Greenland- South and Southwest
Landscapes that gave Greenland its name
Information about Greenland- South and Southwest
Southern Greenland and the southwest of the island is the most verdant part, and it was this region that gave the island its name. As the area with the “mildest” climate (although that’s relative!), it is home to many sheep farms and small farming communities.
Visitors often comment on the “Scandinavian” appearance of Southern Greenland - fjords and mountains, with small settlements and sheep farms, all watched over by floating icebergs and towering glaciers.
Nuuk is the capital of Greenland (and the most northerly capital in the world), and despite its remoteness, it’s a vibrant and cosmopolitan city of 17,000 inhabitants.
The South west coast is the where the White-tailed Eagle can be seen, whilst birds that occur throughout the south include Common Loon, Gyrfalcon, Harlequin Duck, Iceland Gull, the Raven, the Wheatear, and the Lapland Bunting. The Iceland Gull is a smaller version of the Glaucous Gull that breeds in southern Greenland and winters in Iceland, that should really be called the Greenland Gull!
The SE of Greenland is the closest part to Iceland, and the 'far' SE includes some isolated and spectacular fjords that are more isolated from the rest of southern Greenland.

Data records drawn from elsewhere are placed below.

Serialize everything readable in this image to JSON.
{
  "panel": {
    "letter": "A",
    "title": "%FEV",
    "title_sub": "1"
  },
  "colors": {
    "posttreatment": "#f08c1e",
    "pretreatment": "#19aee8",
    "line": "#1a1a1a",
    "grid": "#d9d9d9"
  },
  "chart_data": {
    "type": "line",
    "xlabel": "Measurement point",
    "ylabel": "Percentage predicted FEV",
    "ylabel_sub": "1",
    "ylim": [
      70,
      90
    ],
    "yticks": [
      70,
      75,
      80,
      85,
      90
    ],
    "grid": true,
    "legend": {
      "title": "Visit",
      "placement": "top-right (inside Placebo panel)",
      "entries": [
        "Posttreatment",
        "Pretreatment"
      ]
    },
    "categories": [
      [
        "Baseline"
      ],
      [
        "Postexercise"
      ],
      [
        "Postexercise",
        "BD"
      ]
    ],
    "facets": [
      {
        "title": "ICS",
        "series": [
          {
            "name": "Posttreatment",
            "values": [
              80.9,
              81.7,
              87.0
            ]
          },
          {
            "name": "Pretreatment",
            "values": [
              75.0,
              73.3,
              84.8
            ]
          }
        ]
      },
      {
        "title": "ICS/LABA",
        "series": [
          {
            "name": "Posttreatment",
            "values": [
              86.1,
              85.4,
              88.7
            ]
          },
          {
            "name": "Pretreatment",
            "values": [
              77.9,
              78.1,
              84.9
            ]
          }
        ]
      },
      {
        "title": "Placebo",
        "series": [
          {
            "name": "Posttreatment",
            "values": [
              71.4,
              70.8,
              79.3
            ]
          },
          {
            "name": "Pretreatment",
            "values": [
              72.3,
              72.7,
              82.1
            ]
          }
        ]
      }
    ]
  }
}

Interesting facts about Greenland- South and Southwest
Our expert guide says: “The south of Greenland is rich with human history, and there are the remains of several Norse and Inuit settlements in the area. It’s geologically active, and you can find hot springs in several locations.”
With the Ice-sheet coming down to the coast in parts of Greenland in the NW and east, it means the terrestrial wildlife of southern and western Greenland are isolated, and species like the Lemming do not occur here, whilst the Musk Ox was introduced. Furthermore, the Polar Bear is very rare in much of Southern Greenland and the best chance is in the remoter parts of the SE coast.
Pictures of Greenland- South and Southwest
Highlights in Greenland- South and Southwest
Tasiilaq & Kulusak
Tasiilaq is the largest town in south-east Greenland, close to the mouth of the rugged and long Sermilik Fjord. With the ice sheet just to the west the Sermilik glacier carves numerous icebergs. Kulusak is nearby and with an airport is popular with the short flight from Iceland.
Area good for the landscape, whale watching, the wildlife, and the flora.
Narsarsuaq & Qaqortoq
This area of deep fjords and lush scenery was probably the area where that the Vikings came up with the name of Greenland, and where first church in the New World was built.
Icebergs contrast with the verdant landscape that is great explore. Qaqortoq is South Greenland’s largest town with lots of colourful houses. It is also a good area to see White-tailed Eagles and other Greenland wildlfe.
The main Danish naval base in Greenland, plus various quarries in the region, with interesting geology, and the ‘ghost’ mining town of Ivittut. Arsuk Fjord is an attractive fjord to explore with a tidewater glacier in south-west Greenland, and for Musk Ox (introduced in SW Greenland), White-tailed Eagles and other wildlife.
Narsarmijit & Tasermiut Fjord
Pretty Greenland village at the southern tip of Greenland that was the easternmost of the Norse settlements during their colonization of Greenland, with remains in the area (most settlements were on the south-west coast).
The fjords are great to explore including Tasermiut Fjord with the largest hanging glacier in southern Greenland, with World challenging big walls for climbing such as Ulamertorsuaq and Nalumasortoq.
Large Island, mid-way along the south-east coast, in an area with numerous fjords coming down from the icecap, and some of the best landscapes in SE Greenland.
Uninhabited today, it was used by nomadic people for thousands of years with the remains of Inuit dwellings here. A harsh area to survive in, the Vikings never settled this stretch of coast. Tidewater glaciers calve into the fjords for great ship and Zodiac cruising.